Dünya Sağlık Örgütü Genel Direktörü Tedros Adhanom Ghebreyesus de vaka sayılarının 110 ülkede önemli ölçüde arttığını ifade ederken, vakalarda Omicron varyantının yeni alt varyantları BA.4 ve BA.5'in baskın olduğunun altını çizdi.
Tüm dünyada yakından takip ettiğimiz BA.2, BA.4 ve BA.5 ile BA.1 ve BA.2'den oluşan bir rekombinant şeklinde bir dizi Omicron alt varyantı var. Bu alt varyantlar nedeniyle vaka sayılarında artış gözlemliyoruz. BA.4 ile BA.5’in daha baskın olduğunu söyleyebilirim.

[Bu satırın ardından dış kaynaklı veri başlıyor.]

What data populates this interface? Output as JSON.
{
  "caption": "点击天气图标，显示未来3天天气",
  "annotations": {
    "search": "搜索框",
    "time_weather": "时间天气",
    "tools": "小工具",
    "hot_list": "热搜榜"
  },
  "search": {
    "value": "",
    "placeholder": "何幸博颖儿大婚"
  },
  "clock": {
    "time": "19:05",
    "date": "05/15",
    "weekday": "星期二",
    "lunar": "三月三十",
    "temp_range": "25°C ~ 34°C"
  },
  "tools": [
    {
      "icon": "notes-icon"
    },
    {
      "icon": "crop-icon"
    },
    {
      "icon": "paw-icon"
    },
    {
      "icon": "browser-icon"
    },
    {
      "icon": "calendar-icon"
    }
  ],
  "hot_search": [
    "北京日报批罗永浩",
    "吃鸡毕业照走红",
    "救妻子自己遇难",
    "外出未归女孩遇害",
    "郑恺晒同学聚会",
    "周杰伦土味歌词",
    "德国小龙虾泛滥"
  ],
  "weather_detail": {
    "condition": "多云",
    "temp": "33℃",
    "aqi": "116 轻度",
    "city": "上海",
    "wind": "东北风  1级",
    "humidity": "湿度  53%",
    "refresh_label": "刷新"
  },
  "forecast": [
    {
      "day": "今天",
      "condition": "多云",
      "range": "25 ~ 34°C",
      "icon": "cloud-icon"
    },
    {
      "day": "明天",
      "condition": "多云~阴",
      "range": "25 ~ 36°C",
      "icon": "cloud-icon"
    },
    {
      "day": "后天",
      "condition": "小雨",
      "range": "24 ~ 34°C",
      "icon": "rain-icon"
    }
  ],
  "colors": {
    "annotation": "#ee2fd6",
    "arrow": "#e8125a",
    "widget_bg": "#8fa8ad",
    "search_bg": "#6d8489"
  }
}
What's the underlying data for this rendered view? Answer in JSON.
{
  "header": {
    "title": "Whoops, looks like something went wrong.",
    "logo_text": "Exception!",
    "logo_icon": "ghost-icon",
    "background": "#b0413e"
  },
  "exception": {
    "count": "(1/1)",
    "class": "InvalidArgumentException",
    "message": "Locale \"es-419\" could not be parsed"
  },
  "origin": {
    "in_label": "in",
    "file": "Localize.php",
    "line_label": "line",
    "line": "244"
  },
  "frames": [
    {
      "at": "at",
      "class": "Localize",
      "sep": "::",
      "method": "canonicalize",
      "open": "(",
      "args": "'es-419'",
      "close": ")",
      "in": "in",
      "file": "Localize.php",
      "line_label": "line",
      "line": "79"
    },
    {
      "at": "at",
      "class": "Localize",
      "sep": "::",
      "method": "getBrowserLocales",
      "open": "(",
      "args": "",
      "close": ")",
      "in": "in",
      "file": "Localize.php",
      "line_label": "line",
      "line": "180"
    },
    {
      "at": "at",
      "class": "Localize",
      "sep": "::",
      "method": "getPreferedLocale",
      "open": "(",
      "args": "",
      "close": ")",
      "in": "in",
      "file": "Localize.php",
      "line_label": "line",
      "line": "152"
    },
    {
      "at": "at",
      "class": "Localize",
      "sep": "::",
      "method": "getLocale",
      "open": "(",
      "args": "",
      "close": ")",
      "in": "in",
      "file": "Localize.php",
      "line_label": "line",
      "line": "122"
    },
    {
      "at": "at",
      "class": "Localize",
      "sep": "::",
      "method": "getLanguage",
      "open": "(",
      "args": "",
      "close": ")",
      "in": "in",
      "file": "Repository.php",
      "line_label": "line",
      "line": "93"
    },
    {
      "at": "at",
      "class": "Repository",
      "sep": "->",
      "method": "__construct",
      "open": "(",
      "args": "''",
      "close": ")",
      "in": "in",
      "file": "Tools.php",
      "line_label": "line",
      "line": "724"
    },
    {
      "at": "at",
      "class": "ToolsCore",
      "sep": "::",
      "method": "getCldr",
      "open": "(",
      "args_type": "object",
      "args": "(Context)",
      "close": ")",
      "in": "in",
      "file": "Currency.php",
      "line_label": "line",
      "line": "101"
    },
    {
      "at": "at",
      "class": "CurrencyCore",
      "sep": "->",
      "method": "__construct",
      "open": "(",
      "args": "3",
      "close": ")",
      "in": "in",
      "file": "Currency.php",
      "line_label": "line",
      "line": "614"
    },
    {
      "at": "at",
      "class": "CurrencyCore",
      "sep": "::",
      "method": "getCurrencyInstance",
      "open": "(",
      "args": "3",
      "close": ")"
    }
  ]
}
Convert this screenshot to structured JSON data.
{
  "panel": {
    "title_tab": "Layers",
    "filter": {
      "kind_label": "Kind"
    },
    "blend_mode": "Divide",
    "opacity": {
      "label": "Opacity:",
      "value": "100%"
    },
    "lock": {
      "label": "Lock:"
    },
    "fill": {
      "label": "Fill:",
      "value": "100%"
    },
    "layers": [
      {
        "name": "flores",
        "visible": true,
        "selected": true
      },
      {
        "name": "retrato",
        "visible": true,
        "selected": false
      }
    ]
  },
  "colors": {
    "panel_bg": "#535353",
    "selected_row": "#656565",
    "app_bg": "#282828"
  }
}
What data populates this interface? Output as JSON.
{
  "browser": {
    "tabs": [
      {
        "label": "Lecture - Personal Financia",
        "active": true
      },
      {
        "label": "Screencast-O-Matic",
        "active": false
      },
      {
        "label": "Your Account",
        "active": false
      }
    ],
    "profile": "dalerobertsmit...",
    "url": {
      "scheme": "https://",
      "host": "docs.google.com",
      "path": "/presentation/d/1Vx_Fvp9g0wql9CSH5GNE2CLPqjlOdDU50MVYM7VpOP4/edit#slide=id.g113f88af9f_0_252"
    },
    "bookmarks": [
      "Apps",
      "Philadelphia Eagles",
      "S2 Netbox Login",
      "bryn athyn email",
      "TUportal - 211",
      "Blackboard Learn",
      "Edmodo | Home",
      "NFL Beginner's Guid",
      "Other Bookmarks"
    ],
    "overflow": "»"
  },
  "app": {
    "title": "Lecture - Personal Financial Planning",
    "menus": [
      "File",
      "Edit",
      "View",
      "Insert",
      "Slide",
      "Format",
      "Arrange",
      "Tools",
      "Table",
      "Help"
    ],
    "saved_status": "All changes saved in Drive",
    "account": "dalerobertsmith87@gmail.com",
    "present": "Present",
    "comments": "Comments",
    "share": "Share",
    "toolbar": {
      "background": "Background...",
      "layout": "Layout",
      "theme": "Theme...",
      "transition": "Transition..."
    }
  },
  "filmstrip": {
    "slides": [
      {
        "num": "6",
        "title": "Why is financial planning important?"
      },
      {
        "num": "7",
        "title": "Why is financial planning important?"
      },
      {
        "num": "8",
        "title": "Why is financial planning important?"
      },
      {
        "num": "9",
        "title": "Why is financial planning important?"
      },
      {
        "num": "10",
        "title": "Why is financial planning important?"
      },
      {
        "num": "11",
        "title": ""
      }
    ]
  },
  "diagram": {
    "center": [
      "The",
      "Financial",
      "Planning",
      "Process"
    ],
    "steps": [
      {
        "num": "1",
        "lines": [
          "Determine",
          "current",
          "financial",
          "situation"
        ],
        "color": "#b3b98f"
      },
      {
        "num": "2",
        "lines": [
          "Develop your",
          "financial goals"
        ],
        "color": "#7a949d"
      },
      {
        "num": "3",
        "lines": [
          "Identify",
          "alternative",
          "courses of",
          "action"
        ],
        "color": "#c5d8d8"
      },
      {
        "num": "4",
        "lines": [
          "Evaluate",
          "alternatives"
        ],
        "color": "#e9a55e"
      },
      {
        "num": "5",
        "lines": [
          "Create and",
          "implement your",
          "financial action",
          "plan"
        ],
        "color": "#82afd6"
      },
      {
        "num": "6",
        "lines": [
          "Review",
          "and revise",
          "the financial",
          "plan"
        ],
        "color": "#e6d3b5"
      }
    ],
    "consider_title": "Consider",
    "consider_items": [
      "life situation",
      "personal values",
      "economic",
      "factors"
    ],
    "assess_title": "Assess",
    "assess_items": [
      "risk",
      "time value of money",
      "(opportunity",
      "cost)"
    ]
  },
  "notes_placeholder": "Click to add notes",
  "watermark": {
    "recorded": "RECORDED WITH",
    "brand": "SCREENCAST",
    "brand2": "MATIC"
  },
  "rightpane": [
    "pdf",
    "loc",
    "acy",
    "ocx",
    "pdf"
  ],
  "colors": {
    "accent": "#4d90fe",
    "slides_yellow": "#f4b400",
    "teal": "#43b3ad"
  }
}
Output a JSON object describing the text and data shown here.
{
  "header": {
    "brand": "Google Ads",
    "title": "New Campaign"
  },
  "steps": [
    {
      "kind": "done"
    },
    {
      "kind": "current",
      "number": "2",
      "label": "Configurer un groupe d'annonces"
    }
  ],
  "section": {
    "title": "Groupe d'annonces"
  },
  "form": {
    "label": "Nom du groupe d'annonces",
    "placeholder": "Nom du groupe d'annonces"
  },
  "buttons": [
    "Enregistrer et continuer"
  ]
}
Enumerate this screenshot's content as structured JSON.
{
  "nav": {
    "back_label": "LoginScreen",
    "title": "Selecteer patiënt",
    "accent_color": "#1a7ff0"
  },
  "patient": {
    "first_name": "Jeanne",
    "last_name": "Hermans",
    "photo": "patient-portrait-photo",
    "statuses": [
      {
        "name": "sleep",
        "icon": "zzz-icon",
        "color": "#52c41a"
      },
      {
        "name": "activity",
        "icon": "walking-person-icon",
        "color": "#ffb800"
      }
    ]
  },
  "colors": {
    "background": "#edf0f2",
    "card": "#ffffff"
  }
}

DSÖ Genel Direktörü Tedros Adhanom GhebreyesusGhebreyesus ayrıca Covid-19 ile mücadeleyi zorlaştıran birtakım sebepler olduğuna dikkat çekerek, "İlk sebep test sayılarının birçok ülkede büyük oranda düşük olması. Bu sebepten ötürü Covid-19'un küresel alanda gerçek yükünü açık bir şekilde göremiyoruz. İkinci sebep ise ağız yoluyla alınan antiviral Covid-19 ilaçlarının orta ve düşük gelirli ülkelere ulaşamaması. Üçüncü sebep ise virüsün evrim geçirdikçe aşı etkililiğinin azalıyor olması" değerlendirmesinde bulundu.
‘BA.5 EN KÖTÜ VARYANT’
Kasım 2021’de Delta varyantının önüne geçip hayatımıza dâhil olan Omicron, ilk kez Güney Afrika'da tespit edilmişti. Sonra BA.1/2/3 ile birlikte hızla yayılmaya başladı. Daha sonra ise BA.4 ve BA.5 varyantıyla bugünlerde baskın hale geldi. BA.4 ve BA.5 varyantlarının Omicron'un önceki alt varyantıyla pek çok ortak özelliği olsa da farklılıklar gösteriyor. En önemlisi bu iki varyantın diğerlerine göre daha yüksek bulaşıcılık oranlarına sahip olması.
Avrupa Hastalık Kontrol ve Önleme Merkezi de “BA.4 ve BA.5 varyantları daha hızlı yayılıyor çünkü aşı ve hastalıktan oluşan bağışıklıktan daha kolay kurtuluyor” açıklamasında bulunurken, Fransız Epidemiyolog Antoine Flahault AFP haber ajansına verdiği demecinde “BA.4 ve BA.5 alt varyantlarının uğradığı mutasyon onları mevcut aşılara karşı daha dirençli hale getiriyor” ifadesini kullandı.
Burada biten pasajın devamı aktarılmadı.